Familiäre Atmosphäre statt Praxisgefühl

Was das Männerbüro ansprechend macht, ist der kleinere Überwindungspunkt. Als Beratungsstelle kann man einfach unangemeldet reinkommen und unverbindlich ein Gespräch aufsuchen. «Viele Männer würden gerne Unterstützung annehmen, aber wissen nicht wie» meint Florian Weissenbacher, Co-Leitung Fachbereich. Die Hemmschwelle ist im Vergleich zu traditionellen psychologischen Einrichtungen niedriger, was es vielen Männern erleichtert, Hilfe in Anspruch zu nehmen. Die Atmosphäre im Männerbüro gleicht dabei eher einer familiären Umgebung als einer typischen Praxis. Es wird aufmerksam zugehört, und im gemeinsamen Gespräch entstehen hilfreiche Impulse. Thematisch liegt der Fokus auf männlicher Identität sowie Vaterrolle – häufige Anliegen der Klienten sind Trennungen oder Scheidungen.
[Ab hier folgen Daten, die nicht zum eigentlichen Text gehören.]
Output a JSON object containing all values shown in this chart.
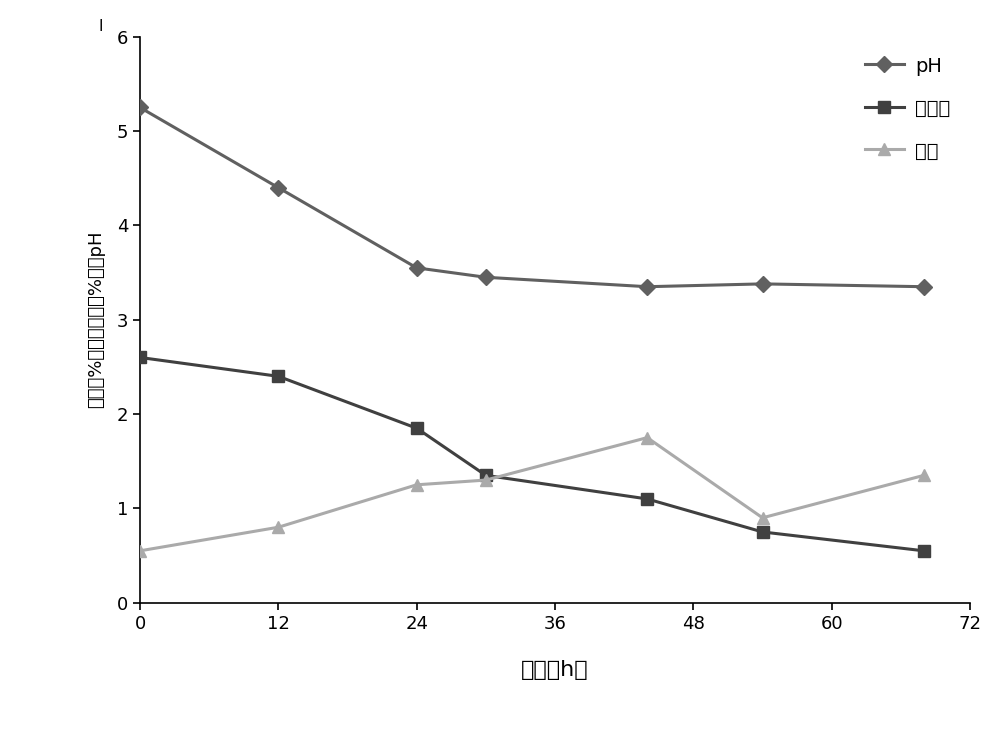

  • Im Männerbüro befindet sich eine Bibliothek, welche unterschiedliche Zugänge zum Thema Mann anbietet.

Tradition vs. Wandel

In den letzten Jahrzehnten haben sich die Hindernisse der Männer verändert. Begriffe wie “toxische Männlichkeit” sind in den Vordergrund gerückt. Gleichzeitig erlangen auf Social Media Persönlichkeiten wie Andrew Tate oder Jordan Peterson grosse Reichweite und beeinflussen insbesondere junge Männer – oft mit chauvinistischen Botschaften, die herkömmliche Rollenbilder bekräftigen. Dabei geraten positive Vorbilder leicht in den Hintergrund. «Männer wie Paddy Pimblett gibt es zu wenig» sagt Weissenbacher. Der MMA-Kämpfer setzt sich öffentlich für die psychische Gesundheit von Männern ein und steht damit für ein anderes, reflektierteres Männerbild.

Einige Männer sind heute auf der Suche nach neuen Wegen, um traditionelle Vorstellungen von Männlichkeit zu hinterfragen. «Man darf traditionelle Rollen ausleben wollen – vorausgesetzt es ist mit dem Umfeld in Ordnung» sagt Weissenbacher. Das Männerbüro begleitet sie auf diesem Weg und bietet Unterstützung bei der Auseinandersetzung mit gesellschaftlichen Erwartungen und neue Perspektiven zu entwickeln.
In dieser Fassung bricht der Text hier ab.